Taishō lo guardò con delusione e sbuffò.
<< Vedo che sei ancora infantile come sempre. >> Disse chiudendo gli occhi, e quindi chiamò un domestico per medicare la ferita di Yoshiki. << Non capisco cosa ci guadagni a farti del male in questo modo… Se è la mia apprensione che cerchi, mi sottovaluti. >>
<< Non potrei mai desiderare l'apprensione di una persona tanto ottusa. >> Rispose Yoshiki ritirando la mano con ancora i pezzi di vetro conficcati nella carne. Un domestico arrivò svelto con un panno, delle bende e un flacone di disinfettante e lui gli porse la mano senza resistere per farsela medicare.
<< Lo sai che questo tuo comportamento non fa altro che peggiorare la tua situazione? In questo stesso momento i miei avvocati stanno studiando la causa contro l'I.P.U. per riportarti a casa e questi scatti d'ira non fanno che dimostrare la tua incapacità nel prendere decisioni come quella a cui ti sei voluto testardamente sottoporre. >>
Taishō Ojizaki gongolava ad osservare il figlio che veniva curato, sicuro di avere la situazione sotto controllo e che presto quella storia sarebbe stata solo un brutto ricordo. Forse stava bluffando, o magari era sicuro di sé fino al punto da credere di potersi mettere contro l'I.P.U.
<< Non tornerò mai a casa! >> Lo sfidò Yoshiki ritirando il braccio dopo che il domestico gli ebbe legato una fasciatura attorno al palmo.
Taishō distolse lo sguardo, disgustato dall'impertinenza del figlio.
<< La tua fissazione di salvare il mondo ti ha rincitrullito. >> Disse. << Quando ti accorgerai dell'idiozia che hai fatto, tornerai strisciando da me. >>
Insultato, ma questa volta calmo, Yoshiki si alzò dalla propria sedia e cominciò ad uscire dalla sala.
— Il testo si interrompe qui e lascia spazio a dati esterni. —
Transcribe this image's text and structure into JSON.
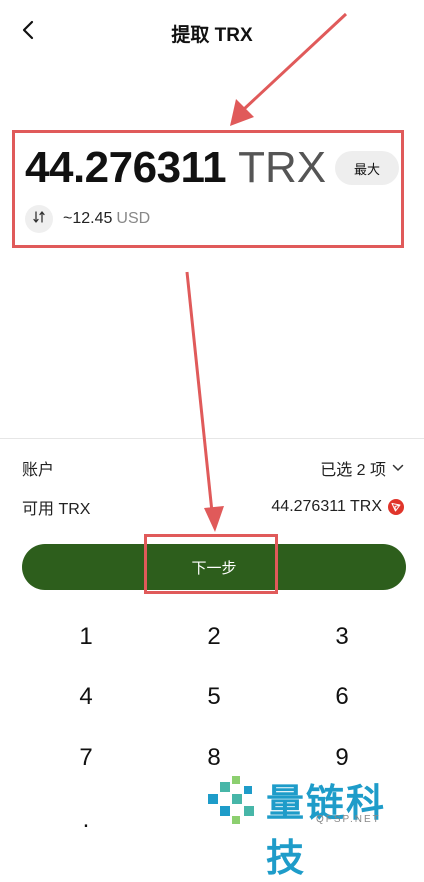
{
  "header": {
    "title": "提取 TRX",
    "back_icon": "chevron-left-icon"
  },
  "amount": {
    "value": "44.276311",
    "unit": "TRX",
    "max_label": "最大",
    "usd_value": "~12.45",
    "usd_unit": "USD",
    "swap_icon": "swap-vertical-icon"
  },
  "account": {
    "label": "账户",
    "selected": "已选 2 项",
    "chevron_icon": "chevron-down-icon"
  },
  "available": {
    "label": "可用 TRX",
    "value": "44.276311 TRX",
    "token_icon": "tron-icon"
  },
  "next_button": {
    "label": "下一步"
  },
  "keypad": {
    "keys": [
      "1",
      "2",
      "3",
      "4",
      "5",
      "6",
      "7",
      "8",
      "9",
      "."
    ]
  },
  "colors": {
    "accent": "#2d5e1c",
    "annotation_red": "#e05a5a",
    "tron_red": "#e0352b",
    "watermark_blue": "#1e9cc9"
  },
  "watermark": {
    "text": "量链科技",
    "sub": "QFSP.NET"
  }
}
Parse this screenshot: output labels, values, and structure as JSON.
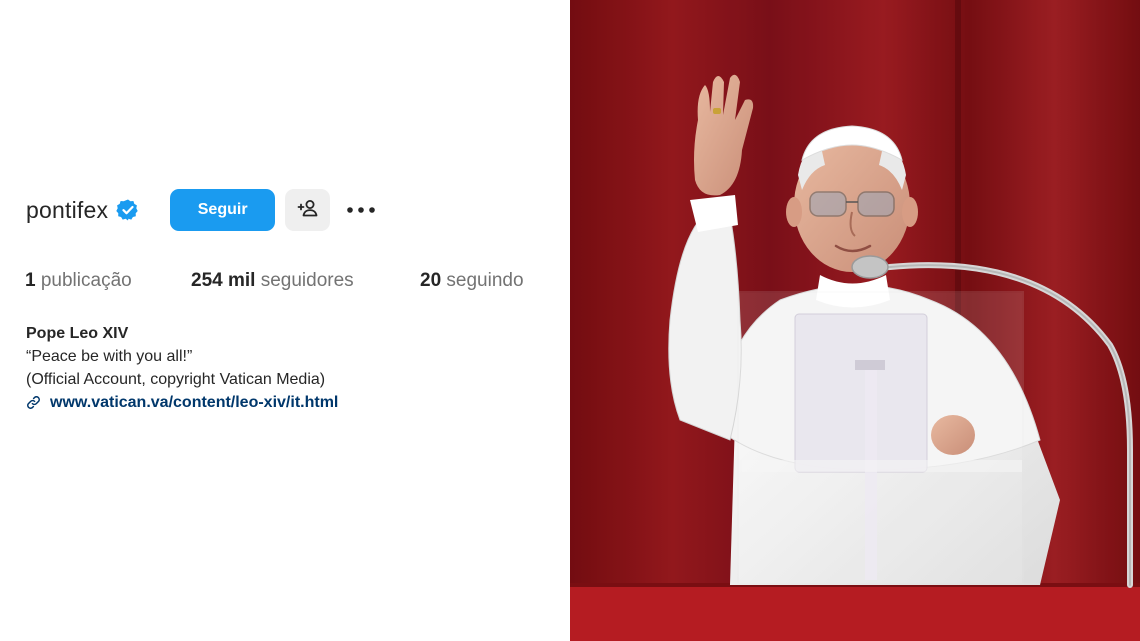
{
  "profile": {
    "username": "pontifex",
    "follow_label": "Seguir",
    "more_label": "•••",
    "stats": {
      "posts_count": "1",
      "posts_label": " publicação",
      "followers_count": "254 mil",
      "followers_label": " seguidores",
      "following_count": "20",
      "following_label": " seguindo"
    },
    "bio": {
      "name": "Pope Leo XIV",
      "line1": "“Peace be with you all!”",
      "line2": "(Official Account, copyright Vatican Media)",
      "link": "www.vatican.va/content/leo-xiv/it.html"
    },
    "icons": {
      "verified": "verified-badge-icon",
      "suggest": "add-person-icon",
      "link": "link-icon"
    }
  },
  "colors": {
    "accent": "#1a9bf0",
    "link": "#00376b",
    "curtain": "#8e1216"
  }
}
Disse che si era stufato di perdere tempo a quel modo, ma fu una fortuna che avesse udito la porta all'ingresso aprirsi, perché altrimenti avrebbe dovuto aspettare ancora di più lì con suo padre e la sua serenità ne avrebbe pesantemente risentito.
<< Io ti voglio solo proteggere, Yoshiki. >> Gli urlò dietro l'uomo, mentre il ragazzo accoglieva il maggiordomo che suo padre aveva mandato fuori. << Il mondo è pericoloso e tu non sei pronto ad affrontarlo! >>
<< Bentornato, signorino! >> Disse con tono pacato l'uomo alla porta, leggermente sorpreso di vedere Yoshiki. << Suo padre mi aveva mandato a fare compere per lei, sarei tornato prima se avessi saputo… >>
<< Sono stato io che non mi sono fatto annunciare, Mako. >> Disse cordialmente il ragazzo, felice di rivedere il signore di mezz'età che era stato fedele alla sua famiglia per tanti anni. << E sono solo di passaggio, capiti proprio al momento giusto! >>
Mako annuì comprensivo e gli porse un pacchetto. << Allora immagino che sia qui per queste. >>
Yoshiki intascò la scatola e fece finta di niente. << Mio padre non ti sta trattando male, vero? >>
<< Oh signorino, se avessi qualcosa di cui lamentarmi sarebbero solo le mie vecchie ossa. >> Rispose Mako con un sorriso bonario. Era incredibilmente magro, però sembrava che il suo fisico reggesse ancora in qualche strano modo. << Piuttosto, la trovo in forma! Sta mangiando come si deve nella sua nuova casa, sì? >>
<< Anche troppo. >>
Yoshiki ricordò per un momento la festa organizzata dai suoi compagni di squadra in onore dei fratelli Osagawa e pensò a quello che avrebbe avuto da dire suo padre riguardo a quella faccenda, ma preferì sorvolare.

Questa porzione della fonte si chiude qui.